On Friday, March 5, from 6:00 to 9:00 p.m., the Massillon Museum will simultaneously open two exhibitions by Nelly Toll of Philadelphia. A Holocaust survivor, the author and artist Nelly Toll will be present for the event.
In 1943, a sympathetic Christian family hid eight-year-old Nelly Zygmunt and her mother from the Nazis in Lwow, Poland. During their year of confinement, Nelly created brightly detailed watercolor dreams of her ideal world.

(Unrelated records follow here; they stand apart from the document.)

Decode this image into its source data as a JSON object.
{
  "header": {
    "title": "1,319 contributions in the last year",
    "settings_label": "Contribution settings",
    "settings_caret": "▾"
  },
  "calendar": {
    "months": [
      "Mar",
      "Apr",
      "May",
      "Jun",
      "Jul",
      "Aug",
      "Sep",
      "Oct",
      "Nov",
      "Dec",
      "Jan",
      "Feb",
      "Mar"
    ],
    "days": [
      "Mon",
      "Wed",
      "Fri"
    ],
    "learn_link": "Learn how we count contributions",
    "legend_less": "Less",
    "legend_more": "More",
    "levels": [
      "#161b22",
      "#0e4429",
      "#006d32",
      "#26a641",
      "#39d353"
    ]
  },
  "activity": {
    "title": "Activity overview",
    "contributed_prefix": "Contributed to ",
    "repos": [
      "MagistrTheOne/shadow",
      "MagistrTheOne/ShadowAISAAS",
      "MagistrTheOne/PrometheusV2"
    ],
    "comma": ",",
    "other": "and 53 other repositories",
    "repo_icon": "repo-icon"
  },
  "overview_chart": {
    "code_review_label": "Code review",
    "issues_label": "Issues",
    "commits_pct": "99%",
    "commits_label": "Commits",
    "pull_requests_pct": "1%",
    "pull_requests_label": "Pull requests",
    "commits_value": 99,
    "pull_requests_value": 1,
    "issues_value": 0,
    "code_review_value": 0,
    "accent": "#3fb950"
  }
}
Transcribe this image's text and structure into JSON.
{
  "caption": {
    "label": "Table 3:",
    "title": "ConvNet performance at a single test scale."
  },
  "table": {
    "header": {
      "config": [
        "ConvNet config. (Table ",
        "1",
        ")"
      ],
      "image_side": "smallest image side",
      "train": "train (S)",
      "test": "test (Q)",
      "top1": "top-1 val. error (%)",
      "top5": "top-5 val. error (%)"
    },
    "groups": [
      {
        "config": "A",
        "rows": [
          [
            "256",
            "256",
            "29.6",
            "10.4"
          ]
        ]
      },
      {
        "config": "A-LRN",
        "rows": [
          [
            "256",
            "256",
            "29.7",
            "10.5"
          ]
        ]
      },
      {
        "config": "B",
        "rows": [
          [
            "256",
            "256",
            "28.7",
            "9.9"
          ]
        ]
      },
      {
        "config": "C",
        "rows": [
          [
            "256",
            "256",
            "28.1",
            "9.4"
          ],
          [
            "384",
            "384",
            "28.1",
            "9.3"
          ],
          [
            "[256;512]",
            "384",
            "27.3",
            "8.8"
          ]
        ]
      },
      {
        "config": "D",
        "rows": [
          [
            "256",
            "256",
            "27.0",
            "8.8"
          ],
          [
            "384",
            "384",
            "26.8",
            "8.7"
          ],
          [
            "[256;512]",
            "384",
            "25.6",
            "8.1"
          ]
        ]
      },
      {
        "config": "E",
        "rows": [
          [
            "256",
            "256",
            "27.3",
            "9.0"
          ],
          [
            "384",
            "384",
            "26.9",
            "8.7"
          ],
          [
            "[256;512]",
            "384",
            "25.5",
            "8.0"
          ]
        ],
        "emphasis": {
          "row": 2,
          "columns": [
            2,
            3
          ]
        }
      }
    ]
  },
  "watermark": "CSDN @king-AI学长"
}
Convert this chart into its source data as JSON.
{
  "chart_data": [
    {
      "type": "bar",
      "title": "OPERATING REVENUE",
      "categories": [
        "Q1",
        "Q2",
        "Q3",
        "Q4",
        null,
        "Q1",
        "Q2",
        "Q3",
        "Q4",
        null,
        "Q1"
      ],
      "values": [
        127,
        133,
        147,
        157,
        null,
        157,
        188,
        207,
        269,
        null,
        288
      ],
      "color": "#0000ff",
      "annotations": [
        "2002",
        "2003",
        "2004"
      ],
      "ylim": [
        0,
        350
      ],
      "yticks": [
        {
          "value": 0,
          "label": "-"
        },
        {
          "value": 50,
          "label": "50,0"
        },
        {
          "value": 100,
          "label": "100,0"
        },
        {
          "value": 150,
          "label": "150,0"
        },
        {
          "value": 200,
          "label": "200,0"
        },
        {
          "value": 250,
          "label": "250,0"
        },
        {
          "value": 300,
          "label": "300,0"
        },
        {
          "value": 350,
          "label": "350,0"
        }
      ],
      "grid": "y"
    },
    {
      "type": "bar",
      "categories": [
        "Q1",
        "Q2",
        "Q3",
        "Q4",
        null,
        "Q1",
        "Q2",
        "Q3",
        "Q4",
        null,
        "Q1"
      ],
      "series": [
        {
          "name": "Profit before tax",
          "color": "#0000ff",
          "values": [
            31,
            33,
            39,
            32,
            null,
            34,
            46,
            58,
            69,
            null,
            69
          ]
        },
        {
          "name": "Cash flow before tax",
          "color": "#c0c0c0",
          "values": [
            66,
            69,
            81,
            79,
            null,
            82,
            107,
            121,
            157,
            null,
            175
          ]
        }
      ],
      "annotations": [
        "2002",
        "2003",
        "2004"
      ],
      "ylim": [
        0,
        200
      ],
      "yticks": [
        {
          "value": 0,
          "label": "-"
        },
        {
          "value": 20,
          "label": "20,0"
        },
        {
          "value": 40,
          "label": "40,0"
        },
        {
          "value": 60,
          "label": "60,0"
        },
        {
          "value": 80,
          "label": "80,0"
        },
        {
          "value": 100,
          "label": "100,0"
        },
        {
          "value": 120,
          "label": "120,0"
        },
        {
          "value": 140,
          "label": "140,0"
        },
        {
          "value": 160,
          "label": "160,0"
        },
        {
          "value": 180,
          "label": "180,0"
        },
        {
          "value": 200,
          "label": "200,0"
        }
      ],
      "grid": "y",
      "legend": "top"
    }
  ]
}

Her optimistic paintings are an important counterpart to the cruelty depicted by most children of the Holocaust.
Prints of Nelly Zygmunt Toll’s childhood watercolors, “Imagining a Better World,” will be displayed in the Massillon Museum’s Studio M through April 4.
After World War Two, Nelly Toll pursued formal art training, earning a PhD from the University of Pennsylvania and publishing three books on the topic of the Holocaust and related art.
“Nelly Toll: Now,” the artist’s recent paintings and collages will be exhibited in the Museum’s second-floor gallery through April 11. This will be the first exhibit of Toll’s 2009-2010 body of abstract and impressionistic artwork.
“The dual openings will enable visitors to experience Nelly Toll’s growth as an artist, from viewing prints of her childhood watercolors to the vivid paintings of her adulthood,” said Massillon Museum Curator Alexandra Nicholis, who has organized the two shows. “A common thread in both these bodies of work is an overall joyfulness and love of color.”
Toll will present a free public program at Kent Stark University Stark Campus on Friday, March 5, at 10:00 a.m. The exhibitions, programs, and Toll’s travel are funded by the National Endowment for the Arts as part of The Big Read.